Drolkar e Dargye hanno tre figli e una vita dura di pastori. Quando lei rimane nuovamente incinta la dottoressa fa di tutto per convincerla ad abortire: non sono più i tempi in cui una donna vive solo per mettere al mondo dei figli. Senza contare che la legge cinese sul figlio unico li avrebbe costretti a pagare una multa che non si possono proprio permettere. Ma un lama, visitato subito dopo la morte del nonno, profetizza che il defunto si sarebbe presto reincarnato all’interno della famiglia. E il marito di Drolkar vuole a tutti i costi il bambino che sta per arrivare: in questo modo potrà nuovamente avere il padre accanto a sé.

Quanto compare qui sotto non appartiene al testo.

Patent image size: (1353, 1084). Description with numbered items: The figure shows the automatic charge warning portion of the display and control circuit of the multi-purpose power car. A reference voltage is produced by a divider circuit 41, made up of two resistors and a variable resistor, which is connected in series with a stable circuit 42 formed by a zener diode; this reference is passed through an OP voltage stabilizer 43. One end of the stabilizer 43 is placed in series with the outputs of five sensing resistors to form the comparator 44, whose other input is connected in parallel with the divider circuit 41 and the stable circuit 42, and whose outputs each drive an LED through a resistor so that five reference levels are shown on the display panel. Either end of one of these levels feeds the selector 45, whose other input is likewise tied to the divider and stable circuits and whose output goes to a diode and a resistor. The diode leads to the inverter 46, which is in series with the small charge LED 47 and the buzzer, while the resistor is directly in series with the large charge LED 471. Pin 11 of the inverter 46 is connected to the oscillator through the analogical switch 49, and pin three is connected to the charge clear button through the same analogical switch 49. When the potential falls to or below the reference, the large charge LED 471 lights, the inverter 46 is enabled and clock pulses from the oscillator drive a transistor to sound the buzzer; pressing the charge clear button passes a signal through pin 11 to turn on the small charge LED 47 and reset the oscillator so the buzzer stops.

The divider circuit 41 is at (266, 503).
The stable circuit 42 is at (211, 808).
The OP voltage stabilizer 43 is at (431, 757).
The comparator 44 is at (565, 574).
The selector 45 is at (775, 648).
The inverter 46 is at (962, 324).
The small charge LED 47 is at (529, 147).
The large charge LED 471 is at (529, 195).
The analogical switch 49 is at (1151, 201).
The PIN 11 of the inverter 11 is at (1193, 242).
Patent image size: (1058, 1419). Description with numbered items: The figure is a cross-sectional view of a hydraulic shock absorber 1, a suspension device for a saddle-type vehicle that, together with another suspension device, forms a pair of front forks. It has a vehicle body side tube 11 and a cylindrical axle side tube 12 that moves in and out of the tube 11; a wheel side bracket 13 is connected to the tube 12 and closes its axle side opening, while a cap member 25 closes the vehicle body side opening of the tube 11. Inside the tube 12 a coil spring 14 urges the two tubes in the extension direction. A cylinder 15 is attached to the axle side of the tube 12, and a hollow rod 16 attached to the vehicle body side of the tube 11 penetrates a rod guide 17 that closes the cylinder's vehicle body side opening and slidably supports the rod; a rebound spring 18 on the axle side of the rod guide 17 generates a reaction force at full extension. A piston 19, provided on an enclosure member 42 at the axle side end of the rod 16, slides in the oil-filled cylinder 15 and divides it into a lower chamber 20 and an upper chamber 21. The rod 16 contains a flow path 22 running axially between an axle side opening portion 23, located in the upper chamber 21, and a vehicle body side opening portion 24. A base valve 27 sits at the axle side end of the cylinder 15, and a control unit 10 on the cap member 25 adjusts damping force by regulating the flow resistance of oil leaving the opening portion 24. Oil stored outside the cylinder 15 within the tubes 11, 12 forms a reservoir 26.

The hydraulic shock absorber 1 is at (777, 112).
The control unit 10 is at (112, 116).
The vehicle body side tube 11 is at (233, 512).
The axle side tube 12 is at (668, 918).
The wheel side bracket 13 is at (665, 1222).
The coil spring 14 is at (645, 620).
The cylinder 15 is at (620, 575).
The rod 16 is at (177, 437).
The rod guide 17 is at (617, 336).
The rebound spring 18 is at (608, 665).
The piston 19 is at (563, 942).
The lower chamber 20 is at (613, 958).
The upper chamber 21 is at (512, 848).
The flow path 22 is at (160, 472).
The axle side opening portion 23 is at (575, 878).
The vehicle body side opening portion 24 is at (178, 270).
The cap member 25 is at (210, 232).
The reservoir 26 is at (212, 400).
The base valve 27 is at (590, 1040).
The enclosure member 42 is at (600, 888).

L’invasione cinese del Tibet e le sue conseguenze rimangono sullo sfondo, così come tutto ciò che di quel popolo ci ha raccontato finora il cinema, a partire da “Sette anni in Tibet”. La politica domina le scene e guida le scelte dei popoli, imposte o subite. Ma è l’unica lente con cui osservare il fluire dei giorni? E dopo che è passata cosa rimane? Pastori che passano le serate a parlare attorno a una stufa, in una casa a 4000 metri dove vivono insieme tre generazioni, hanno tempo e forze per pre-occuparsi anche di occuparsi di altro? Chi sono queste persone? Chi le vede? Chi le racconta? E se nessuno le racconta, esistono veramente o sono soltanto numeri e statistiche? Che valore ha dare anima e voce a queste vite, che arrivano da noi su una pellicola?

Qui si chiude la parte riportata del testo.